А голубчик-враг ловко справлялся с широкой лентой бинта, будто делал это ежедневно, одновременно раздумывая о чем-то, наверняка, злом и страшном. «Он мог убить меня. Отомстить за товарищей… Да ведь фашист и просто так убьет!»
– Сидеть близко к нацисту опасно для жизни (нем.), – спокойно сказал пленный, подслушав ее мысли.
– Вы, что, врач? – указывая на его действия, спросила Светка.
– Что? (нем.) – ярко-синее, нездешнее, показалось на миг; у нее в груди перехватило: стало очень горячо и потом вдруг очень холодно.
Стены снова задрожали. Рядом была война. Война. Война...
Вскочив, сквозь внезапные слезы Светка крикнула что есть мочи:
– Фашист ты проклятый!
Как механическая кукла, чье тело живет отдельно от вечно крутящейся головы с напуганными глазами, она сгребла грязные бинты в железное корытце с мутной водой и бросилась прочь желтыми, скорбными коридорами.
***
Вздрагивающее дыхание спящего ребенка раздавалось в тишине деревянного дома. Его перебивало глубокое и тяжелое – материнское. Они спали и не чувствовали холода.
Далекая канонада утихла.
Где-то, вопреки этой войне, сквозь светомаскировку бесстрашно улыбалась щелочка одинокого окна – молчаливо, как надежда, как вера, которая тоненькой благовосковой свечой сияет одна на все широкое сердце.
«Никто не заметил, что меня не было целых три часа! Когда я должна была лазать и спасать. Никогда не прощу себе… Мне нужно было умереть тогда, когда я тащила его, сгинуть, исчезнуть! Пусть бы меня убили тогда вместе с ним… Ах ты, Господи, что значит «вместе»? Откуда это «вместе»?!
Ванюша тяжело вздохнул во сне.
***
– Этот фриц ничего не знает. Он, в самом деле, врач, Света, как вы и подумали.
Девушка и лейтенант брели по единственной аллее у госпиталя.
– Картский настаивает на расстреле. А Миров хочет нового допроса. Да разве сейчас их черный род пожалуют? Вот увидите, не сегодня-завтра поставят к стенке. Картский прав. На войне жестокость священна.

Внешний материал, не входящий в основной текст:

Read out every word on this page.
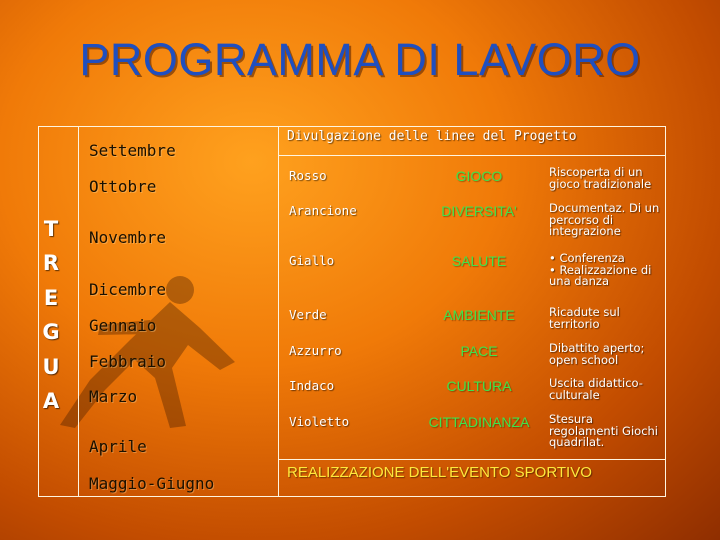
PROGRAMMA DI LAVORO
T
R
E
G
U
A
Settembre
Ottobre
Novembre
Dicembre
Gennaio
Febbraio
Marzo
Aprile
Maggio-Giugno
Divulgazione delle linee del Progetto
Rosso
Arancione
Giallo
Verde
Azzurro
Indaco
Violetto
GIOCO
DIVERSITA'
SALUTE
AMBIENTE
PACE
CULTURA
CITTADINANZA
Riscoperta di un gioco tradizionale
Documentaz. Di un percorso di integrazione
• Conferenza
• Realizzazione di una danza
Ricadute sul territorio
Dibattito aperto; open school
Uscita didattico-culturale
Stesura regolamenti Giochi quadrilat.
REALIZZAZIONE DELL'EVENTO SPORTIVO
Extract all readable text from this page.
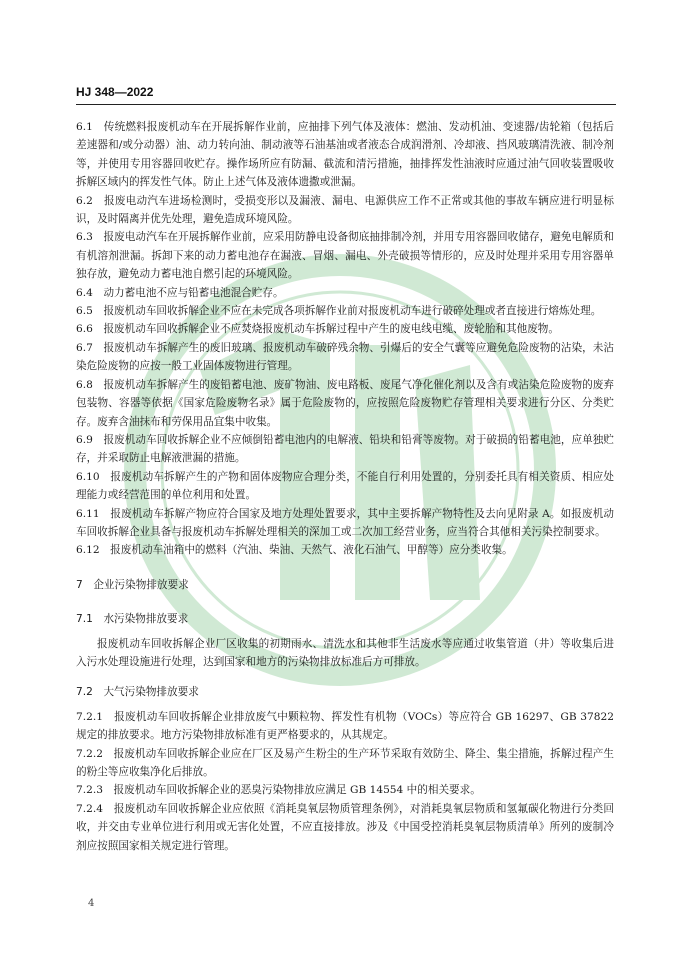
HJ 348—2022

6.1　传统燃料报废机动车在开展拆解作业前，应抽排下列气体及液体：燃油、发动机油、变速器/齿轮箱（包括后差速器和/或分动器）油、动力转向油、制动液等石油基油或者液态合成润滑剂、冷却液、挡风玻璃清洗液、制冷剂等，并使用专用容器回收贮存。操作场所应有防漏、截流和清污措施，抽排挥发性油液时应通过油气回收装置吸收拆解区域内的挥发性气体。防止上述气体及液体遗撒或泄漏。

6.2　报废电动汽车进场检测时，受损变形以及漏液、漏电、电源供应工作不正常或其他的事故车辆应进行明显标识，及时隔离并优先处理，避免造成环境风险。

6.3　报废电动汽车在开展拆解作业前，应采用防静电设备彻底抽排制冷剂，并用专用容器回收储存，避免电解质和有机溶剂泄漏。拆卸下来的动力蓄电池存在漏液、冒烟、漏电、外壳破损等情形的，应及时处理并采用专用容器单独存放，避免动力蓄电池自燃引起的环境风险。

6.4　动力蓄电池不应与铅蓄电池混合贮存。

6.5　报废机动车回收拆解企业不应在未完成各项拆解作业前对报废机动车进行破碎处理或者直接进行熔炼处理。

6.6　报废机动车回收拆解企业不应焚烧报废机动车拆解过程中产生的废电线电缆、废轮胎和其他废物。

6.7　报废机动车拆解产生的废旧玻璃、报废机动车破碎残余物、引爆后的安全气囊等应避免危险废物的沾染，未沾染危险废物的应按一般工业固体废物进行管理。

6.8　报废机动车拆解产生的废铅蓄电池、废矿物油、废电路板、废尾气净化催化剂以及含有或沾染危险废物的废弃包装物、容器等依据《国家危险废物名录》属于危险废物的，应按照危险废物贮存管理相关要求进行分区、分类贮存。废弃含油抹布和劳保用品宜集中收集。

6.9　报废机动车回收拆解企业不应倾倒铅蓄电池内的电解液、铅块和铅膏等废物。对于破损的铅蓄电池，应单独贮存，并采取防止电解液泄漏的措施。

6.10　报废机动车拆解产生的产物和固体废物应合理分类，不能自行利用处置的，分别委托具有相关资质、相应处理能力或经营范围的单位利用和处置。

6.11　报废机动车拆解产物应符合国家及地方处理处置要求，其中主要拆解产物特性及去向见附录 A。如报废机动车回收拆解企业具备与报废机动车拆解处理相关的深加工或二次加工经营业务，应当符合其他相关污染控制要求。

6.12　报废机动车油箱中的燃料（汽油、柴油、天然气、液化石油气、甲醇等）应分类收集。

7　企业污染物排放要求

7.1　水污染物排放要求

报废机动车回收拆解企业厂区收集的初期雨水、清洗水和其他非生活废水等应通过收集管道（井）等收集后进入污水处理设施进行处理，达到国家和地方的污染物排放标准后方可排放。

7.2　大气污染物排放要求

7.2.1　报废机动车回收拆解企业排放废气中颗粒物、挥发性有机物（VOCs）等应符合 GB 16297、GB 37822 规定的排放要求。地方污染物排放标准有更严格要求的，从其规定。

7.2.2　报废机动车回收拆解企业应在厂区及易产生粉尘的生产环节采取有效防尘、降尘、集尘措施，拆解过程产生的粉尘等应收集净化后排放。

7.2.3　报废机动车回收拆解企业的恶臭污染物排放应满足 GB 14554 中的相关要求。

7.2.4　报废机动车回收拆解企业应依照《消耗臭氧层物质管理条例》，对消耗臭氧层物质和氢氟碳化物进行分类回收，并交由专业单位进行利用或无害化处置，不应直接排放。涉及《中国受控消耗臭氧层物质清单》所列的废制冷剂应按照国家相关规定进行管理。

4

Светка щурилась, подставляя лицо солнцу, которое стало теперь слишком редким явлением.
– Паша, предателей ведь надо безжалостно уничтожать, верно?
Лейтенант улыбнулся.
– Да. А у вас есть на чей-то счет подозрения?
Девушка промолчала.
– Какая вы смешная бываете. И зря так хмуритесь. Вам совсем не идет.
Осень улетала вместе с подхваченными неугомонным ветром сухими листьями. Ворот Светкиного пальто, как крыло серой птицы, то и дело бился о щеку.
– Скоро я уеду, и мы больше никогда не встретимся.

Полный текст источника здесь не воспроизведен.